Procédure devant la cour :
Par une requête enregistrée le 4 décembre 2020 le préfet de la Seine-Maritime demande à la cour d'annuler ce jugement dans son intégralité.
Il soutient que :
- le jugement est irrégulier ;
- aucun des moyens soulevés dans la demande de première instance n'est fondé.

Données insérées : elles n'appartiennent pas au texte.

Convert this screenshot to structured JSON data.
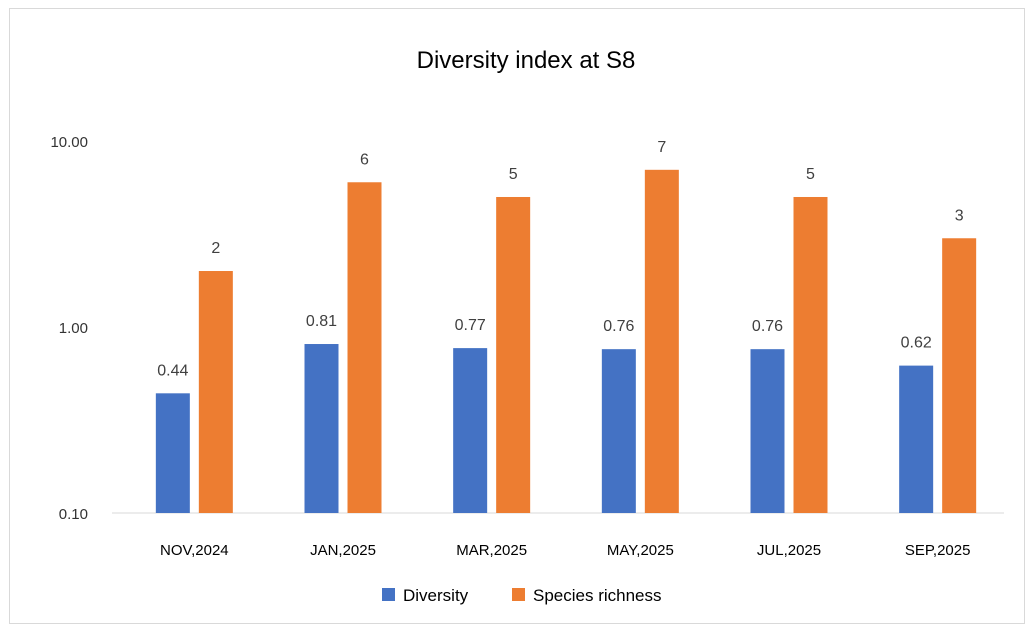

Par un mémoire enregistré le 3 février 2021, M. C..., représenté par Me B..., demande à la cour :
1°) le rejet de la requête ;
2°) à titre subsidiaire, l'annulation de l'arrêté du 21 avril 2020 par lequel le préfet de la Seine-Maritime a refusé de lui délivrer un titre de séjour, l'a obligé à quitter le territoire français dans un délai de soixante jours et a fixé le pays de destination ;
3°) d'enjoindre au préfet de la Seine-Maritime de lui délivrer un titre de séjour portant la mention " salarié " ou " vie privée et familiale " dans un délai d'un mois à compter de la notification de l'arrêt à intervenir ; dans le cas d'une illégalité externe, d'enjoindre au préfet de la Seine-Maritime de réexaminer sa situation et de lui délivrer une autorisation provisoire de séjour dans un délai de huit jours à compter de la notification du jugement, dans l'un et l'autre cas sous astreinte de 100 euros par jour de retard ;
4°) de mettre à la charge de l'Etat la somme de 1 500 euros en application des dispositions de l'article L. 761-1 du code de justice administrative et de l'article 37 de la loi du 10 juillet 1991.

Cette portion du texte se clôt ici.